Tumor Shape and Margins

Most meningiomas are single, globoid (Fig. 13-2A) or lobulated tumors (Fig. 13-2B). The margins of the tumor are most commonly smooth and well circumscribed. Brain invasion may be seen in malignant meningiomas; however, most atypical and malignant meningiomas are sharply delineated from surrounding tissues.^10,12 As described previously, CSF clefts may be seen around meningiomas.¹¹ The shape may be influenced by surrounding anatomic structures (Fig. 13-2C). Multilobular meningiomas may also be encountered. “Mushrooming” is defined as the appearance of irregular, indistinct margins or finger-like extensions from the surface (Fig. 13-2D). Some authors have associated this finding with potentially malignant behavior.¹⁹ However, mushrooming may also be seen in a significant proportion of benign meningiomas. As demonstrated by this example, benign and malignant meningiomas can have very similar CT imaging findings. Malignant meningiomas may also have sharp, well demarcated margins and very little or no peritumoral edema. Therefore benign and malignant meningiomas cannot be differentiated based on CT findings alone.¹²

FIGURE 13-2 Meningiomas have distinct shapes. Most meningiomas are globoid (A) or lobulated (B) tumors. The intracranial location influences the shape of the meningioma so that supratentorial convexity meningiomas, which have little resistance to their growth, grow spherically around an epicenter (A), while posterior fossa meningiomas appear more flat (C). Some meningiomas have fingerlike protrusions or lobulations on their surface, which is called mushrooming (D). Others grow flat along the dura and are called en plaque meningiomas (E). The hypodense (lucent) line between the tumor and the inner table corresponds to the dura (F).

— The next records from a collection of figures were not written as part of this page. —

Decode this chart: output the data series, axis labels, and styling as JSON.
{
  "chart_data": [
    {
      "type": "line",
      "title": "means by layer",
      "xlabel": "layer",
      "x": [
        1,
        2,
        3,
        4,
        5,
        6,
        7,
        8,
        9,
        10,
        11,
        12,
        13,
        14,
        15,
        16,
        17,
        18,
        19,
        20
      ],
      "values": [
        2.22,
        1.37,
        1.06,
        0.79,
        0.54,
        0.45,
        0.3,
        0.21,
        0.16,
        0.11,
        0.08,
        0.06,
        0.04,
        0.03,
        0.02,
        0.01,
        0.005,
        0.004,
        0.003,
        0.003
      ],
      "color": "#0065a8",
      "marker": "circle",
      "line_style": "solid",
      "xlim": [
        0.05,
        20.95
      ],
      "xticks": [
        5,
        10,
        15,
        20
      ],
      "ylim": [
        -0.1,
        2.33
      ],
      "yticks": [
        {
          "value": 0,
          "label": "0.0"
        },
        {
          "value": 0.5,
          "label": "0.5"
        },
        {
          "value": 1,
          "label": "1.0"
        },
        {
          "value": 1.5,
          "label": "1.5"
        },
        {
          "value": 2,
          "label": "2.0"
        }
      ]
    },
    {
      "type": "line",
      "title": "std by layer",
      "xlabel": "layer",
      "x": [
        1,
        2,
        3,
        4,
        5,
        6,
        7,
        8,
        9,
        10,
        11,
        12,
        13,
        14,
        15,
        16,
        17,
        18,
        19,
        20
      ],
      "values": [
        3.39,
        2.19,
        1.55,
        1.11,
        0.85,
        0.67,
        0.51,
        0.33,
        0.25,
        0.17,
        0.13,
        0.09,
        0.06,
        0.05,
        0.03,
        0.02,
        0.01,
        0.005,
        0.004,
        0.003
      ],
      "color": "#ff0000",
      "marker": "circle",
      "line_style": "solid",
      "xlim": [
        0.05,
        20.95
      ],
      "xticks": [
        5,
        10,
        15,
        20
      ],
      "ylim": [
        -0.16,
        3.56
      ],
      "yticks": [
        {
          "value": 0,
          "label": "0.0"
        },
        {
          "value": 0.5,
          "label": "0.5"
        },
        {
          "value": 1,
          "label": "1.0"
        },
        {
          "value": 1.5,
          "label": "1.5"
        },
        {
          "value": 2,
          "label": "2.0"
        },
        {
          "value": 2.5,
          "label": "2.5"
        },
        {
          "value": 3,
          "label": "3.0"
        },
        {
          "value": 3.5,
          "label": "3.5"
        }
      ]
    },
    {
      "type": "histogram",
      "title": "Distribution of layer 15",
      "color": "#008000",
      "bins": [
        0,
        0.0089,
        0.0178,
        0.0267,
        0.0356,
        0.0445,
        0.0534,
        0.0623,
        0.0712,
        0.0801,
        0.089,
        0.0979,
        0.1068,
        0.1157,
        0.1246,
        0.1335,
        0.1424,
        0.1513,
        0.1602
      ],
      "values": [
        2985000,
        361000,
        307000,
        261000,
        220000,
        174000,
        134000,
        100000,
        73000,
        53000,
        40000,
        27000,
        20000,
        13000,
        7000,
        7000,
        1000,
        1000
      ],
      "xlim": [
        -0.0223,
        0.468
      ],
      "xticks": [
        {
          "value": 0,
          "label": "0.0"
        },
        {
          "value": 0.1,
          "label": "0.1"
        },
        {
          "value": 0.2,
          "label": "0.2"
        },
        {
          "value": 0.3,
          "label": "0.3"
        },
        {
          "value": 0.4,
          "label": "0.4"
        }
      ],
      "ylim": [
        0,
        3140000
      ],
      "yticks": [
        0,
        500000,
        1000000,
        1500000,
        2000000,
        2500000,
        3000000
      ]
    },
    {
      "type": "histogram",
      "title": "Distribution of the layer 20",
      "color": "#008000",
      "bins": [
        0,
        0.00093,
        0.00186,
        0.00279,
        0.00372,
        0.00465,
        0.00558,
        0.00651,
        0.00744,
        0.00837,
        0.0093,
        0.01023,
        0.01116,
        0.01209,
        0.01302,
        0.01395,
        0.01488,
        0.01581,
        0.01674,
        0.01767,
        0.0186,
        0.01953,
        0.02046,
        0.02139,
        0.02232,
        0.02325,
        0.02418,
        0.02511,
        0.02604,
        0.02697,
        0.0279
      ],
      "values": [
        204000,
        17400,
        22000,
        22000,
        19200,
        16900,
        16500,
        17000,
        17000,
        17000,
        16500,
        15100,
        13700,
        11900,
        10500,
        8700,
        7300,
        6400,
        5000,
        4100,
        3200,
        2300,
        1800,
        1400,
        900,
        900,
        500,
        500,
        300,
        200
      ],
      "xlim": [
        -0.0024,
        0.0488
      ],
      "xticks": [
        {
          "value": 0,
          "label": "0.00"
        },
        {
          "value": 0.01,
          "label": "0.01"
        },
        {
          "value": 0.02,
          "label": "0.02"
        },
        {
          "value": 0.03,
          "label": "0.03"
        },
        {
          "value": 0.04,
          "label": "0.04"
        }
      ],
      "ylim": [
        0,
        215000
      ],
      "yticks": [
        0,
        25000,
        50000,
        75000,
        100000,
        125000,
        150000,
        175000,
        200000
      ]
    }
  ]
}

(Courtesy of Canan Erzan, MD, Marmara University School of Medicine, Istanbul, Turkey.)

En plaque meningiomas, which are less common, grow flat along the dura like a carpet (Fig. 13-2E). A lucent line between the bone and the calcified en plaque meningioma corresponds to the dura (Fig. 13-2F) and is considered a specific sign for meningioma by some authors.²⁰ En plaque meningiomas have a higher incidence of hyperostosis on CT.²⁰

Density

On nonenhanced CT scans, 54% to 75% of meningiomas appear as homogeneous masses that are hyperdense compared to the adjacent brain cortex^10,12,16 (Fig. 13-3A). Up to 25% appear isodense. Small isodense meningiomas may be overlooked on CT if they have no associated brain edema (Fig. 13-3B). Homogeneously hypodense meningiomas are quite uncommon and comprise 1% to 5% of all meningiomas.^10,16 Hyperdensity can be attributed to hypervascularity, hypercellularity, reduced water content, or calcifications.^2,16,21 Dense and widespread calcifications or acute hemorrhage will present as focal areas of marked hyperdensity.²² Gross hemorrhage within the tumor is rare in meningiomas. The density of acute hemorrhage is higher than that of the tumor but lower than that of calcifications (Fig. 13-3C). Follow-up CT scans will reveal decreasing density of the hemorrhage, which will finally become hypodense in 3 to 4 weeks. Large calcifications, cysts, necrosis, or hemorrhage can cause inhomogeneity of CT images. Such focal hypodense, nonenhancing areas, representing cystic changes, old hemorrhage, or necrosis, are encountered in 5% to 23% of all cases^1,12 (Fig. 13-3D). Coexistence of hemorrhage and necrosis is extremely rare. Although extremely rare, metastasis into meningiomas from systemic cancer can also be seen.²³ Lipoblastic or xanthomatous variants of meningiomas are extremely rare and may appear markedly hypodense on CT.²⁴

FIGURE 13-3 The typical meningioma appears hyperdense on nonenhanced CT images. The hyperdensity is easily appreciated if there is associated peritumoral edema (A). Small isodense meningiomas, on the other hand, may be missed in the absence of associated findings such as edema (B). Acute hemorrhage will appear denser than the parent mass (C) but less so than calcifications (see Fig. 13-4). Small areas of hypodensity in the meningioma may indicate cystic changes, old hemorrhage, or necrosis (D).

(Courtesy of Canan Erzan, MD, Marmara University School of Medicine, Istanbul, Turkey.)